Investorenlegende Warren Buffet und die brasilianische Private-Equity-Firma 3G, die den Ketchup-Deal gemeinsam eingefädelt hatten und denen bis heute rund die Hälfte von Kraft Heinz gehört, machten kräftig Kasse. Doch drei Jahre später verdirbt die Firma Anlegern nun gehörig den Appetit. Für 2018 meldete Kraft Heinz unterm Strich einen Verlust von mehr als zehn Milliarden Dollar - nach einem Gewinn von knapp 11 Milliarden Dollar im Vorjahr. Der Konzern kürzt die Dividende um mehr als ein Drittel. Die Aktie rauscht nachbörslich um rund 21 Prozent ab. Und zur Eröffnung an der Wall Street geht es sogar um mehr als 27 Prozent runter.

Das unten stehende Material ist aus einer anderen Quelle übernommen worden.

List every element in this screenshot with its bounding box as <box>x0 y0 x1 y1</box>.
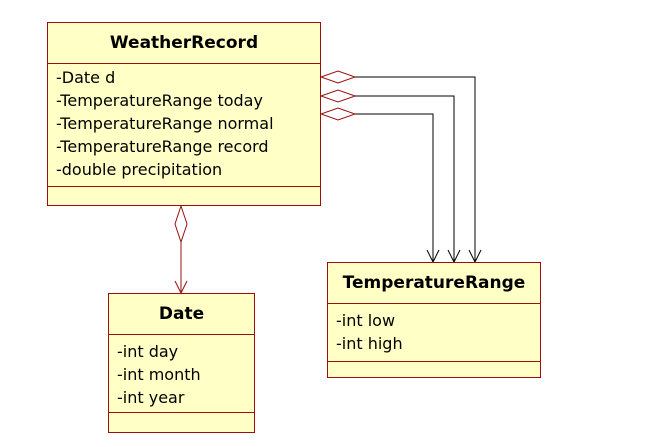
class-weather-record: WeatherRecord -Date d -TemperatureRange … <box>47 22 321 206</box>
connector-line-temperature-range-2 <box>355 95 455 262</box>
attribute: -int year <box>117 388 185 407</box>
attribute: -int high <box>336 334 403 353</box>
class-temperature-range: TemperatureRange -int low -int high <box>327 262 541 378</box>
class-name: Date <box>109 294 254 335</box>
attribute: -TemperatureRange today <box>56 91 263 110</box>
class-name: WeatherRecord <box>48 23 320 64</box>
aggregation-diamond-temperature-range-2 <box>319 89 357 103</box>
attribute: -TemperatureRange normal <box>56 114 274 133</box>
attribute: -double precipitation <box>56 160 223 179</box>
class-attributes: -int day -int month -int year <box>109 335 254 413</box>
attribute: -int day <box>117 342 179 361</box>
connector-line-temperature-range-3 <box>355 113 434 262</box>
aggregation-diamond-temperature-range-1 <box>319 70 357 84</box>
aggregation-diamond-date <box>174 204 188 244</box>
class-attributes: -int low -int high <box>328 304 540 362</box>
attribute: -TemperatureRange record <box>56 137 269 156</box>
attribute: -int low <box>336 311 396 330</box>
connector-line-temperature-range-1 <box>355 76 476 262</box>
attribute: -Date d <box>56 68 116 87</box>
aggregation-diamond-temperature-range-3 <box>319 107 357 121</box>
class-date: Date -int day -int month -int year <box>108 293 255 433</box>
class-attributes: -Date d -TemperatureRange today -Tempera… <box>48 64 320 187</box>
class-name: TemperatureRange <box>328 263 540 304</box>
attribute: -int month <box>117 365 201 384</box>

Es sind weniger die Horrorzahlen an sich, als ihre Ursachen, die die Anleger in die Flucht schlagen. Bei Kraft geht es - im wahrsten Sinne des Wortes - ans Eingemachte: die "ikonischen" Markenwerte der Firma. Einige dieser vermeintlichen Filetstücke sind offenbar verdorben. Jedenfalls räumt der Konzern ein, dass sie auf einmal viel weniger wert sein sollen, als er bisher behauptet hat: fast 16 Milliarden Dollar. Gleichzeitig hat eine Untersuchung der US-Börsenaufsicht Unregelmäßigkeiten bei der Rechnungslegung im Einkauf und lasche interne Kontrollen aufgedeckt.
Auch wenn die Verstöße offenbar nichts mit den plötzlichen Abschreibungen auf Kernmarken von Kraft Heinz zu tun haben: Dass sich Ermittler für die Buchhaltung des Konzerns und seine Bewertungen interessieren, wirkt nicht gerade vertrauensbildend. Und dass sich bei Kraft Heinz milliardenschwere Firmenwerte einfach so in Luft auflösen können, weckt nicht nur Zweifel daran, ob der Konzern weitere Verluste verheimlicht. Es wirft auch ein Schlaglicht auf die Bilanztricks der Lebensmittelbranche.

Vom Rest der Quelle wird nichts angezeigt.